As I understand the Ukrainian constitutional amendments that took effect on 1 January–and Ukrainian experts disagree with one another over their interpretation– the conditions under which Yushchenko could dissolve parliament are lacking. Parliament has sixty days from its first post-election session to form a majority, which then submits a candidate for Prime Minister to the President. As best I can tell (reading translations of the amendments and a Council of Europe analysis), the President has no choice but to formally appoint the candidate put forward by the majority.
That candidate is Viktor Yanukovych, and the majority that has put his name forward is made up of his Party of Regions, the Communist Party, and the erstwhile Yushchenko ally, the Socialist Party. That candidate was put forward before the 24 July deadline, and thus, even though he has not been formally appointed yet, it would seem unlikely that the President could trigger the conditions for dissolution simply by sitting on the nomination of a candidate whom he does not favor.
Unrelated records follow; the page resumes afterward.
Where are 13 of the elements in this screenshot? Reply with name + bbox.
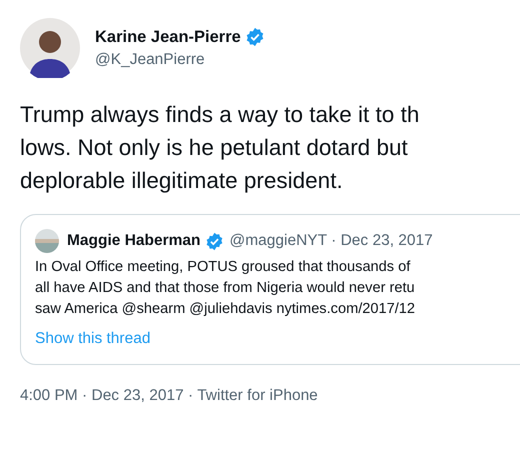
tweet-timestamp: 4:00 PM · Dec 23, 2017 · Twitter for iPhone [20, 387, 319, 405]
quoted-handle-date: @maggieNYT · Dec 23, 2017 [230, 232, 433, 250]
tweet-text: Trump always finds a way to take it to th [20, 101, 420, 129]
author-name[interactable]: Karine Jean-Pierre [95, 28, 241, 46]
tweet-text: lows. Not only is he petulant dotard but [20, 134, 409, 162]
author-handle[interactable]: @K_JeanPierre [95, 51, 265, 69]
quoted-tweet-card[interactable] [20, 214, 520, 365]
quoted-text: saw America @shearm @juliehdavis nytimes.com/2017/12 [35, 300, 416, 319]
quoted-text: all have AIDS and that those from Nigeria would never retu [35, 279, 416, 298]
quoted-text: In Oval Office meeting, POTUS groused that thousands of [35, 258, 412, 277]
tweet-text: deplorable illegitimate president. [20, 167, 344, 195]
avatar[interactable] [20, 18, 80, 78]
quoted-author-name: Maggie Haberman [67, 232, 201, 250]
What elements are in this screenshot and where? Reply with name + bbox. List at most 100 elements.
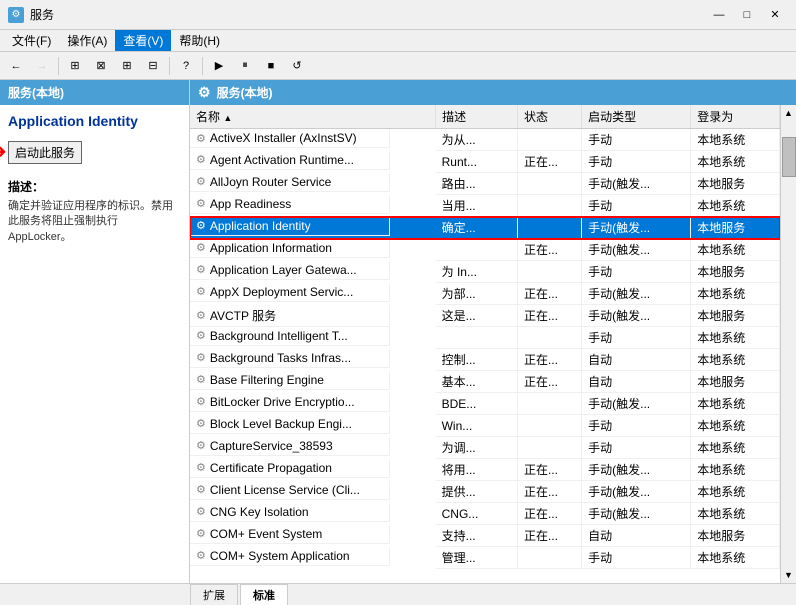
col-status[interactable]: 状态 [517,105,581,129]
table-row[interactable]: ⚙Agent Activation Runtime...Runt...正在...… [190,151,780,173]
service-login-cell: 本地系统 [691,503,780,525]
service-startup-cell: 手动 [582,547,691,569]
forward-button[interactable]: → [30,55,54,77]
vertical-scrollbar[interactable]: ▲ ▼ [780,105,796,583]
new-window-button[interactable]: ⊞ [115,55,139,77]
show-hide-button[interactable]: ⊞ [63,55,87,77]
service-name-cell: Certificate Propagation [210,461,332,475]
table-row[interactable]: ⚙AppX Deployment Servic...为部...正在...手动(触… [190,283,780,305]
service-name-cell: Application Information [210,241,332,255]
table-row[interactable]: ⚙Application Identity确定...手动(触发...本地服务 [190,217,780,239]
restart-button[interactable]: ↺ [285,55,309,77]
table-row[interactable]: ⚙Application Layer Gatewa...为 In...手动本地服… [190,261,780,283]
table-row[interactable]: ⚙App Readiness当用...手动本地系统 [190,195,780,217]
tab-standard[interactable]: 标准 [240,584,288,605]
table-row[interactable]: ⚙Client License Service (Cli...提供...正在..… [190,481,780,503]
toolbar-separator-2 [169,57,170,75]
service-gear-icon: ⚙ [196,241,206,254]
service-desc-cell: 支持... [436,525,518,547]
service-status-cell [517,437,581,459]
service-desc-cell: 提供... [436,481,518,503]
play-button[interactable]: ▶ [207,55,231,77]
table-row[interactable]: ⚙COM+ System Application管理...手动本地系统 [190,547,780,569]
service-desc-cell: Runt... [436,151,518,173]
pause-button[interactable]: ⏸ [233,55,257,77]
table-row[interactable]: ⚙CaptureService_38593为调...手动本地系统 [190,437,780,459]
title-text: 服务 [30,6,54,23]
table-row[interactable]: ⚙Block Level Backup Engi...Win...手动本地系统 [190,415,780,437]
minimize-button[interactable]: — [706,5,732,25]
toolbar-separator-1 [58,57,59,75]
service-login-cell: 本地系统 [691,437,780,459]
left-panel: 服务(本地) Application Identity ➜ 启动此服务 描述： … [0,80,190,583]
service-login-cell: 本地服务 [691,525,780,547]
col-login[interactable]: 登录为 [691,105,780,129]
right-panel-header: ⚙ 服务(本地) [190,80,796,105]
service-status-cell [517,547,581,569]
col-startup[interactable]: 启动类型 [582,105,691,129]
col-desc[interactable]: 描述 [436,105,518,129]
services-table-scroll[interactable]: 名称 描述 状态 启动类型 登录为 ⚙ActiveX Installer (Ax… [190,105,796,583]
service-login-cell: 本地系统 [691,393,780,415]
service-name-cell: App Readiness [210,197,291,211]
service-startup-cell: 手动(触发... [582,481,691,503]
table-row[interactable]: ⚙BitLocker Drive Encryptio...BDE...手动(触发… [190,393,780,415]
service-gear-icon: ⚙ [196,527,206,540]
service-gear-icon: ⚙ [196,373,206,386]
services-icon: ⚙ [198,84,211,101]
table-row[interactable]: ⚙COM+ Event System支持...正在...自动本地服务 [190,525,780,547]
service-status-cell [517,173,581,195]
service-gear-icon: ⚙ [196,461,206,474]
service-desc-cell: 为部... [436,283,518,305]
table-row[interactable]: ⚙AllJoyn Router Service路由...手动(触发...本地服务 [190,173,780,195]
service-gear-icon: ⚙ [196,153,206,166]
scroll-up-button[interactable]: ▲ [781,105,796,121]
menu-file[interactable]: 文件(F) [4,30,59,51]
maximize-button[interactable]: □ [734,5,760,25]
service-status-cell [517,217,581,239]
table-row[interactable]: ⚙ActiveX Installer (AxInstSV)为从...手动本地系统 [190,129,780,151]
service-status-cell: 正在... [517,305,581,327]
menu-action[interactable]: 操作(A) [59,30,115,51]
close-button[interactable]: ✕ [762,5,788,25]
menu-view[interactable]: 查看(V) [115,30,171,51]
table-row[interactable]: ⚙CNG Key IsolationCNG...正在...手动(触发...本地系… [190,503,780,525]
service-desc-cell: 为从... [436,129,518,151]
stop-button[interactable]: ■ [259,55,283,77]
properties-button[interactable]: ⊟ [141,55,165,77]
col-name[interactable]: 名称 [190,105,436,129]
service-name-cell: Agent Activation Runtime... [210,153,354,167]
service-status-cell [517,393,581,415]
service-name-cell: Background Intelligent T... [210,329,348,343]
table-row[interactable]: ⚙AVCTP 服务这是...正在...手动(触发...本地服务 [190,305,780,327]
table-row[interactable]: ⚙Background Intelligent T...手动本地系统 [190,327,780,349]
scroll-down-button[interactable]: ▼ [781,567,796,583]
service-name-cell: Application Identity [210,219,311,233]
menu-help[interactable]: 帮助(H) [171,30,228,51]
table-row[interactable]: ⚙Base Filtering Engine基本...正在...自动本地服务 [190,371,780,393]
service-login-cell: 本地服务 [691,261,780,283]
service-desc-cell: CNG... [436,503,518,525]
help-button[interactable]: ? [174,55,198,77]
main-content: 服务(本地) Application Identity ➜ 启动此服务 描述： … [0,80,796,583]
table-row[interactable]: ⚙Certificate Propagation将用...正在...手动(触发.… [190,459,780,481]
start-service-link[interactable]: 启动此服务 [8,141,82,164]
service-startup-cell: 自动 [582,349,691,371]
service-desc-cell: 管理... [436,547,518,569]
service-status-cell: 正在... [517,481,581,503]
scope-button[interactable]: ⊠ [89,55,113,77]
back-button[interactable]: ← [4,55,28,77]
service-login-cell: 本地系统 [691,195,780,217]
window-controls: — □ ✕ [706,5,788,25]
app-icon: ⚙ [8,7,24,23]
service-name-cell: AppX Deployment Servic... [210,285,353,299]
left-panel-title: 服务(本地) [8,86,64,100]
scroll-thumb[interactable] [782,137,796,177]
service-startup-cell: 手动(触发... [582,283,691,305]
service-startup-cell: 手动(触发... [582,305,691,327]
table-row[interactable]: ⚙Background Tasks Infras...控制...正在...自动本… [190,349,780,371]
arrow-indicator: ➜ [0,139,7,164]
service-status-cell: 正在... [517,283,581,305]
tab-expand[interactable]: 扩展 [190,584,238,605]
table-row[interactable]: ⚙Application Information正在...手动(触发...本地系… [190,239,780,261]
Yushchenko claims he has until 2 August to make a decision. That may be so, but it would appear that the “decision” must be to accept Yanukovych as Prime Minister. But no doubt–in addition to seeking portfolios–he is looking for a way to claim that the presentation of the majority’s candidate was somehow irregular.
Some members of Yanukovych’s coalition claim that parliament can formally approve the appointment of the Prime Minister if the President fails to act. The President claims that such an act would be unconstitutional. Oleksander Moroz, the head of the Socialist Party, claims that parliament is ready to disobey any dissolution order.
With the parties not having agreed on Constitutional Court nominees to fill vacancies, it is not clear who currently has the authority to rule on such disputes.
Ukraine is genuinely in a constitutional crisis.